Creating a Dumb Buffer

use drm::control::Device as ControlDevice;
use drm::buffer::DrmFourcc;

// Allocate a 1920×1080 XRGB8888 dumb buffer
let mut dumb = device.create_dumb_buffer(
    (1920, 1080),
    DrmFourcc::Xrgb8888,
    32, // bits per pixel
)?;

println!("Size: {:?}", dumb.size());   // (1920, 1080)
println!("Pitch: {} bytes", dumb.pitch());
println!("Handle: {:?}", dumb.handle());

Mapping and Writing Pixels

Once created, a dumb buffer can be memory-mapped using map_dumb_buffer(). The returned DumbMapping<'_> borrows from the buffer for its lifetime and dereferences as a &mut [u8] slice.
use drm::control::Device as ControlDevice;
use drm::buffer::DrmFourcc;

let mut dumb = device.create_dumb_buffer((1920, 1080), DrmFourcc::Xrgb8888, 32)?;

{
    let mut mapping = device.map_dumb_buffer(&mut dumb)?;

    // Fill with a solid red color (XRGB8888: B, G, R, X layout in memory on LE)
    for pixel in mapping.chunks_exact_mut(4) {
        pixel[0] = 0x00; // B
        pixel[1] = 0x00; // G
        pixel[2] = 0xFF; // R
        pixel[3] = 0x00; // X (ignored)
    }
} // DumbMapping is unmapped here (munmap called in Drop)
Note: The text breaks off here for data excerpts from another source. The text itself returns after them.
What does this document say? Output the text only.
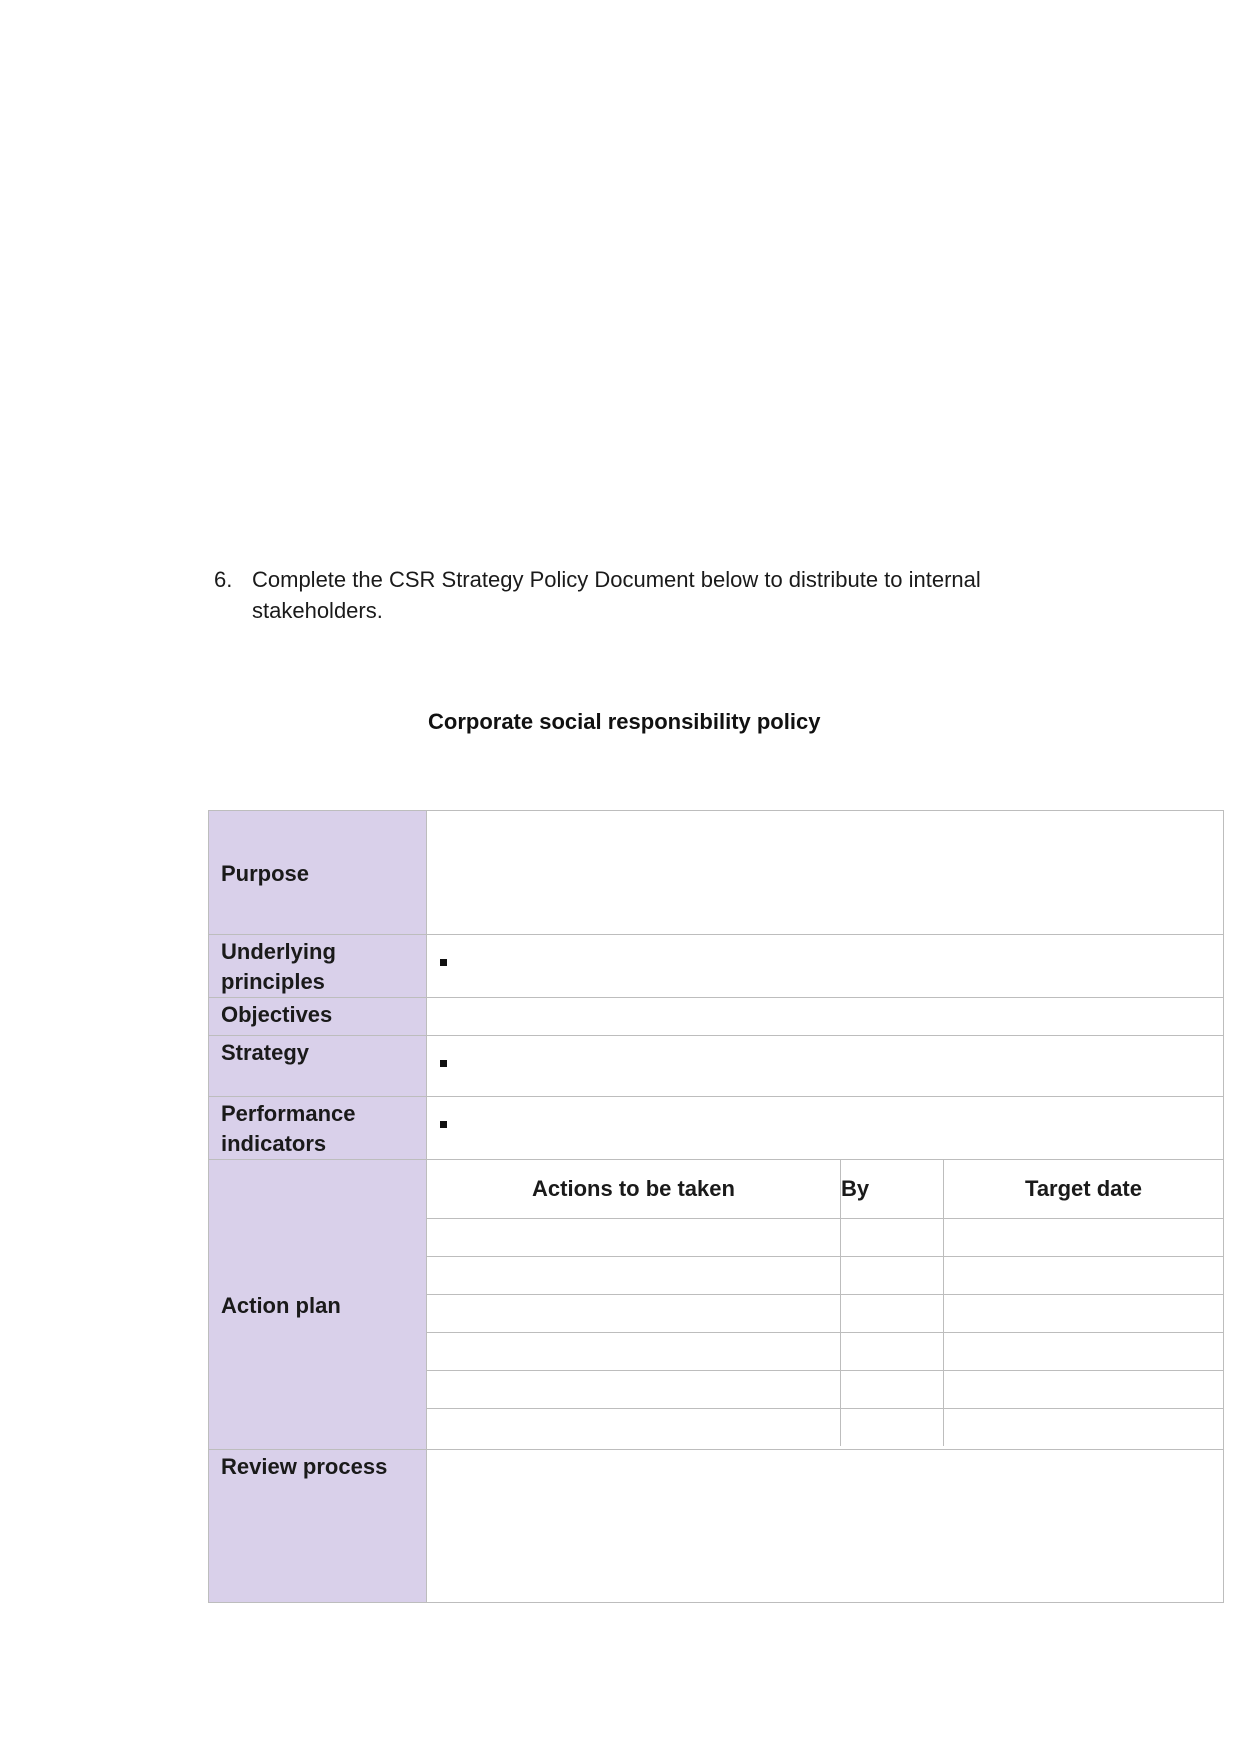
6. Complete the CSR Strategy Policy Document below to distribute to internal stakeholders.
Corporate social responsibility policy
Purpose	
Underlying principles	
Objectives	
Strategy	
Performance indicators	
Action plan	
Actions to be taken	By	Target date

Review process	
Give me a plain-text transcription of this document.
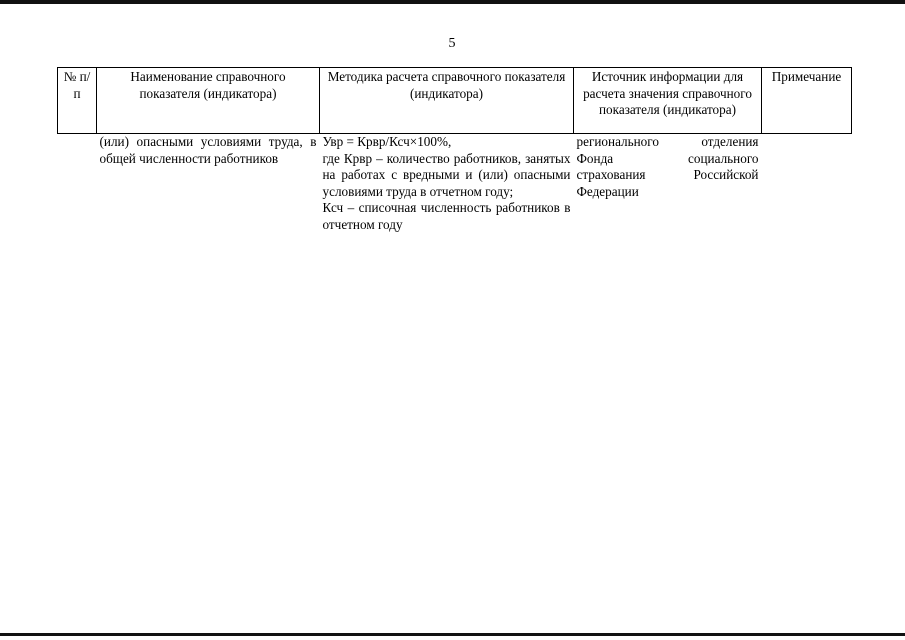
5
№ п/п	Наименование справочного показателя (индикатора)	Методика расчета справочного показателя (индикатора)	Источник информации для расчета значения справочного показателя (индикатора)	Примечание
	(или) опасными условиями труда, в общей численности работников	Увр = Крвр/Ксч×100%,
где Крвр – количество работников, занятых на работах с вредными и (или) опасными условиями труда в отчетном году;
Ксч – списочная численность работников в отчетном году	регионального отделения Фонда социального страхования Российской Федерации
// Now register the buffer as a KMS framebuffer and use it
let fb = device.add_framebuffer(&dumb, 24, 32)?;
DumbMapping automatically calls munmap when dropped, so you do not need to unmap manually.

Destroying a Dumb Buffer

When you are done with a dumb buffer, free its kernel resources with destroy_dumb_buffer(). Note that this consumes the DumbBuffer value:
device.destroy_dumb_buffer(dumb)?;
Any framebuffer that references the dumb buffer must be destroyed first (device.destroy_framebuffer(fb)?), otherwise the kernel will return an error.

PRIME Buffer Sharing

PRIME is the modern mechanism for sharing GEM buffers between processes — and between different devices (for example, sharing a buffer allocated on a GPU with a display controller that is a separate DRM device). It works by exporting a GEM handle as a regular Unix file descriptor, which can then be passed to other processes using standard techniques like SCM_RIGHTS socket control messages.

Exporting a Buffer to a File Descriptor

use drm::control::Device as ControlDevice;

// Export a GEM handle as a PRIME fd
let prime_fd = device.buffer_to_prime_fd(gem_handle, 0)?;
// prime_fd is an OwnedFd — it will be closed when dropped
The returned OwnedFd represents an open reference to the buffer in the kernel. You can pass it to another process. As long as at least one file descriptor referencing the buffer is open (either the original handle or a PRIME fd), the kernel keeps the buffer alive.

Importing a File Descriptor as a Local Handle

On the receiving end, the foreign file descriptor is converted back into a local GEM handle:
use drm::control::Device as ControlDevice;
use std::os::unix::io::BorrowedFd;

// Receive prime_fd from the other process (e.g., via Unix socket)
let local_handle = device.prime_fd_to_buffer(prime_fd.as_fd())?;
// local_handle is now a buffer::Handle valid on this device and fd
The local handle behaves identically to any other GEM handle on that device. You can wrap it as a framebuffer, read its metadata, or export it again.
PropertyPRIMEFlink (buffer::Name)
SecurityCapability-based (you send the fd explicitly)Name-guessable by any process
DRM Master required?NoYes (or authenticated token)
Works across devices?Yes (via kernel import/export)No
Recommended for new code?✅ Yes❌ No

Hardware-Accelerated Buffers

Dumb buffers are CPU-only. If you need hardware-accelerated rendering — textures, shader output, or tiled/compressed formats — you need to allocate buffers through a GPU driver. The gbm crate (Generic Buffer Management, a Rust binding to libgbm) provides a driver-agnostic API for this purpose. Buffers allocated via gbm implement buffer::PlanarBuffer and can be registered as KMS framebuffers with device.add_planar_framebuffer(), bridging hardware rendering and display directly.